Sources of finance can be broadly categorized into long-term and short-term sources. Here’s an overview of each:
Long-Term Sources of
Finance:
- Equity Shares: Issuing shares to investors in exchange for ownership in the company.
- Preference Shares: Shares that pay a fixed
dividend but do not usually confer voting rights.
- Debentures/Bonds: Long-term debt instruments
issued to raise capital, usually with a fixed interest rate.
- Retained Earnings: Profits reinvested back into
the business rather than distributed to shareholders.
- Venture Capital: Investment from specialized
funds or investors in exchange for equity, typically for high-growth
startups.
- Private Equity: Investment made by private
equity firms into companies in exchange for equity ownership.
- Bank Loans (Term Loans): Loans taken from banks or
financial institutions that are repaid over a long period with interest.

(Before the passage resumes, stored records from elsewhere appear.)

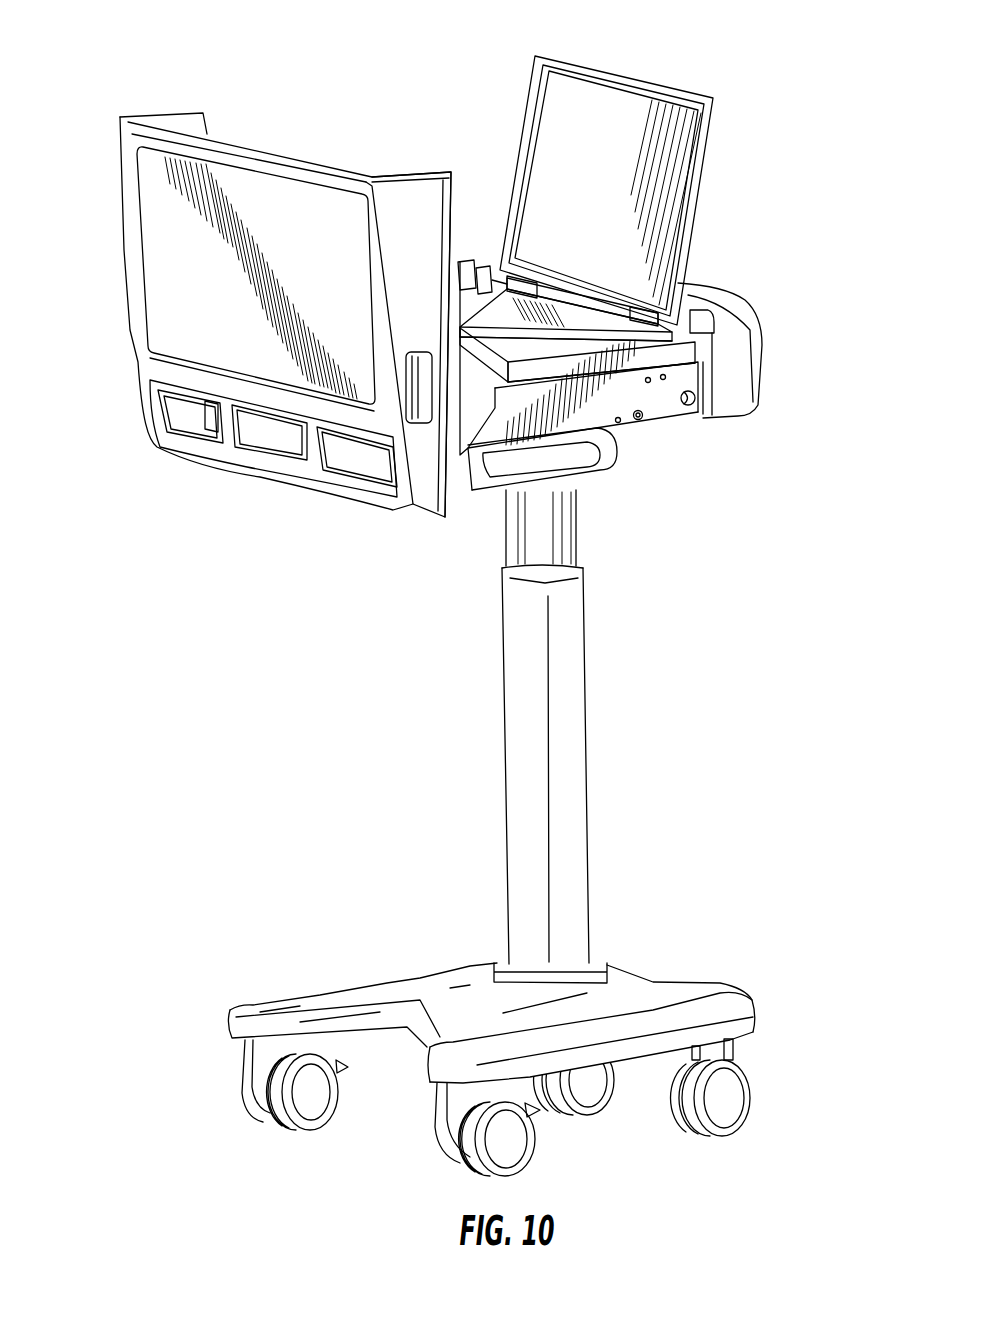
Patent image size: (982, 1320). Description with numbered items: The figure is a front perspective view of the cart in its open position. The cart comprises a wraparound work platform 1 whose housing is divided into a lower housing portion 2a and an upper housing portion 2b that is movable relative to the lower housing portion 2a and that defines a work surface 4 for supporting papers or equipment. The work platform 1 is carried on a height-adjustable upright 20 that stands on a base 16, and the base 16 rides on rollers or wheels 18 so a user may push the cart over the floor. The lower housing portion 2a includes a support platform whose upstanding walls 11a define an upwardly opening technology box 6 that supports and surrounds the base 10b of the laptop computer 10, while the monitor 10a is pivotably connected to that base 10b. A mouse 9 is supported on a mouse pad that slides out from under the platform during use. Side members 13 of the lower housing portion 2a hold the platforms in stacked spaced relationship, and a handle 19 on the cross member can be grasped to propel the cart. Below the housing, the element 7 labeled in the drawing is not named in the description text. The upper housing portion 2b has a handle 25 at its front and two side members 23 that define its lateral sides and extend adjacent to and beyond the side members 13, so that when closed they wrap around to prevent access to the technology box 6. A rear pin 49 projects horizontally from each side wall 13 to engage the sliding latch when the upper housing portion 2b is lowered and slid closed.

The wraparound work platform 1 is at (310, 106).
The lower housing portion 2a is at (684, 437).
The upper housing portion 2b is at (435, 168).
The work surface 4 is at (187, 281).
The technology box 6 is at (706, 350).
The column mount 7 is at (487, 492).
The mouse 9 is at (545, 467).
The laptop computer 10 is at (727, 88).
The monitor 10a is at (675, 208).
The base 10b is at (517, 317).
The upstanding walls 11a is at (628, 355).
The side members 13 is at (588, 418).
The base 16 is at (753, 1000).
The rollers or wheels 18 is at (333, 1117).
The handle 19 is at (708, 288).
The upright 20 is at (583, 714).
The side members 23 is at (197, 127).
The handle 25 is at (213, 458).
The rear pin 49 is at (639, 421).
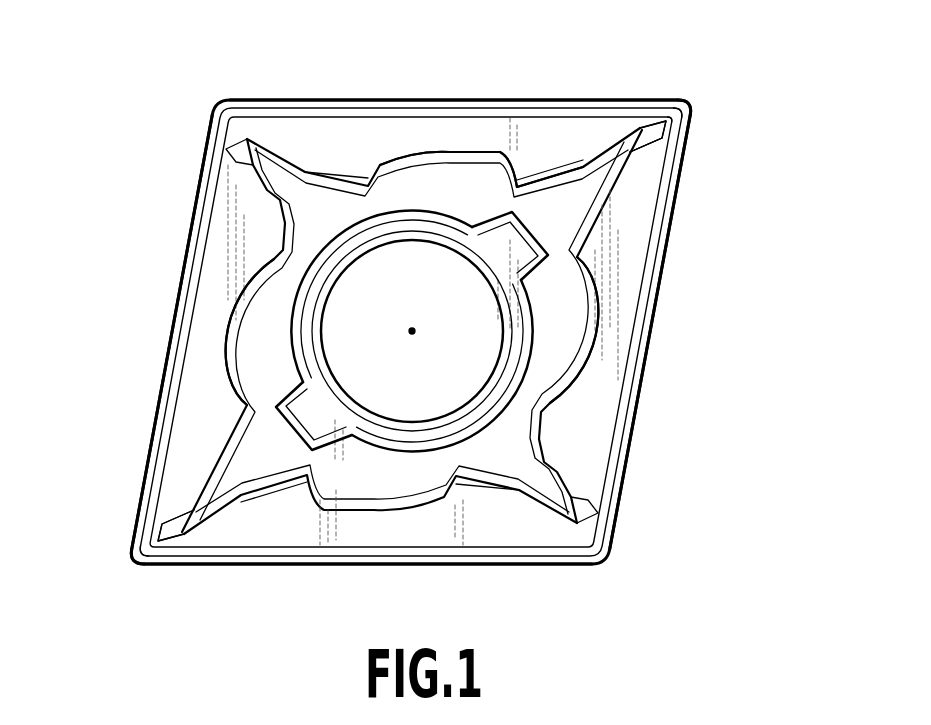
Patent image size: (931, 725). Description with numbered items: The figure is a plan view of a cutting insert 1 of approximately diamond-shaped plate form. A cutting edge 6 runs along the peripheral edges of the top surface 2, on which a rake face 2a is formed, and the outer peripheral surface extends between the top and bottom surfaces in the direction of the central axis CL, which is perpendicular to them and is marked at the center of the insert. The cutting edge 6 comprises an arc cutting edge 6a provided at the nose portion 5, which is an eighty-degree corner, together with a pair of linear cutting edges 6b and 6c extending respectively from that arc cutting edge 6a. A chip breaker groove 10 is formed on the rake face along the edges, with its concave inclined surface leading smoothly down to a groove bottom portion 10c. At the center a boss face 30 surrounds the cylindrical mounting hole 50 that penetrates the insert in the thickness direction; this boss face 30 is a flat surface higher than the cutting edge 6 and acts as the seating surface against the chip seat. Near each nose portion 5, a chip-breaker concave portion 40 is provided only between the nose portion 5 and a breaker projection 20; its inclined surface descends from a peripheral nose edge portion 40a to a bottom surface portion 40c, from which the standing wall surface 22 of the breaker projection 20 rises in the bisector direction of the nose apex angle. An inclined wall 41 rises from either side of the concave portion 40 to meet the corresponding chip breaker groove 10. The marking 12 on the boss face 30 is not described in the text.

The cutting insert 1 is at (445, 97).
The top surface 2 is at (386, 190).
The rake face 2a is at (155, 524).
The nose portion 5 is at (668, 100).
The cutting edge 6 is at (478, 565).
The arc cutting edge 6a is at (688, 112).
The linear cutting edge 6b is at (503, 104).
The linear cutting edge 6c is at (189, 238).
The chip breaker groove 10 is at (628, 265).
The bottom surface portion of chip breaker groove 10c is at (548, 140).
The indicia / marking portion 12 is at (412, 331).
The breaker projection 20 is at (607, 172).
The standing wall surface 22 is at (612, 128).
The boss face 30 is at (415, 182).
The chip-breaker concave portion 40 is at (647, 126).
The peripheral nose edge portion 40a is at (686, 110).
The bottom surface portion of chip-breaker concave portion 40c is at (690, 130).
The inclined wall 41 is at (655, 158).
The mounting hole 50 is at (426, 415).
The central axis CL is at (412, 331).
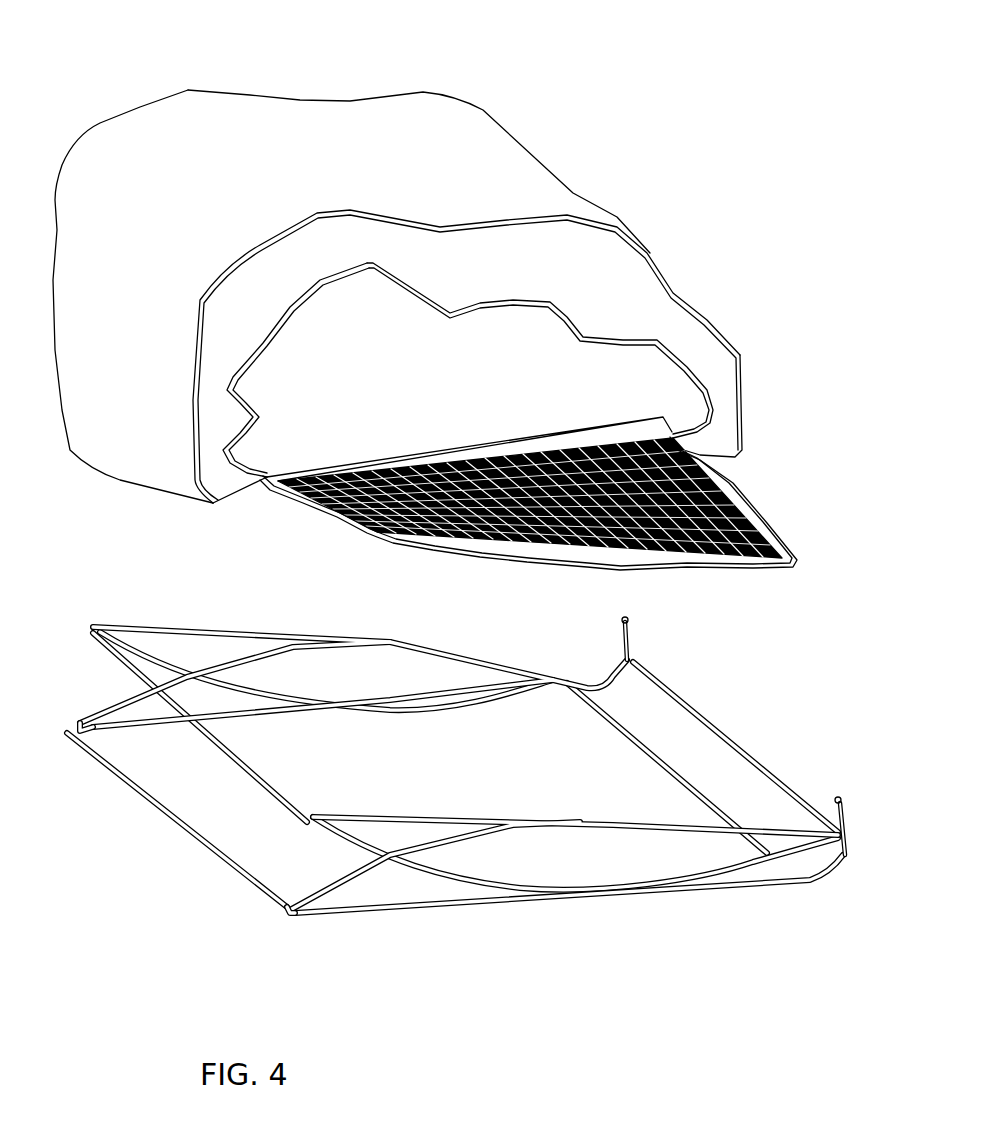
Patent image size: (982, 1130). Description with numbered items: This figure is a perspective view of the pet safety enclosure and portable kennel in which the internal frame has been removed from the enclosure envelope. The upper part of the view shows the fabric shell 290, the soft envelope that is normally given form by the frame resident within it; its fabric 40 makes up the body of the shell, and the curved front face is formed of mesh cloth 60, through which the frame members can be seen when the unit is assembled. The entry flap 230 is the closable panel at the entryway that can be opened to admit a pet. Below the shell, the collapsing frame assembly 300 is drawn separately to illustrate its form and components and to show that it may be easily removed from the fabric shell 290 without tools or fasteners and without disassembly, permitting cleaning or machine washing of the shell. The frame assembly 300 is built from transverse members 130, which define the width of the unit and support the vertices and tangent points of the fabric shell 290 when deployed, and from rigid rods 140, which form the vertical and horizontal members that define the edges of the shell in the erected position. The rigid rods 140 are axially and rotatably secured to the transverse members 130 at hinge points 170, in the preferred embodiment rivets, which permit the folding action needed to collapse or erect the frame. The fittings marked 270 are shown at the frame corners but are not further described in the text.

- Lease Financing: Acquiring assets on lease
rather than purchasing them outright.
Short-Term Sources
of Finance:
- Bank Overdraft: A facility provided by banks
that allows a business to withdraw more than its account balance, up to a
certain limit.
- Trade Credit: Suppliers allowing goods or
services to be purchased on credit, with payment due at a later date.
- Commercial Paper: Short-term unsecured promissory
notes issued by large corporations.
- Invoice Discounting/Factoring: Selling invoices to a third
party at a discount to obtain immediate cash.
- Short-term Loans: Loans obtained from banks or
financial institutions for a short duration.
- Accruals: Accumulated expenses that are paid at a later date, such as wages
and taxes.
These sources vary in terms of cost,
risk, duration, and terms of repayment, and businesses often use a mix of both
long-term and short-term finance to meet their capital needs effectively.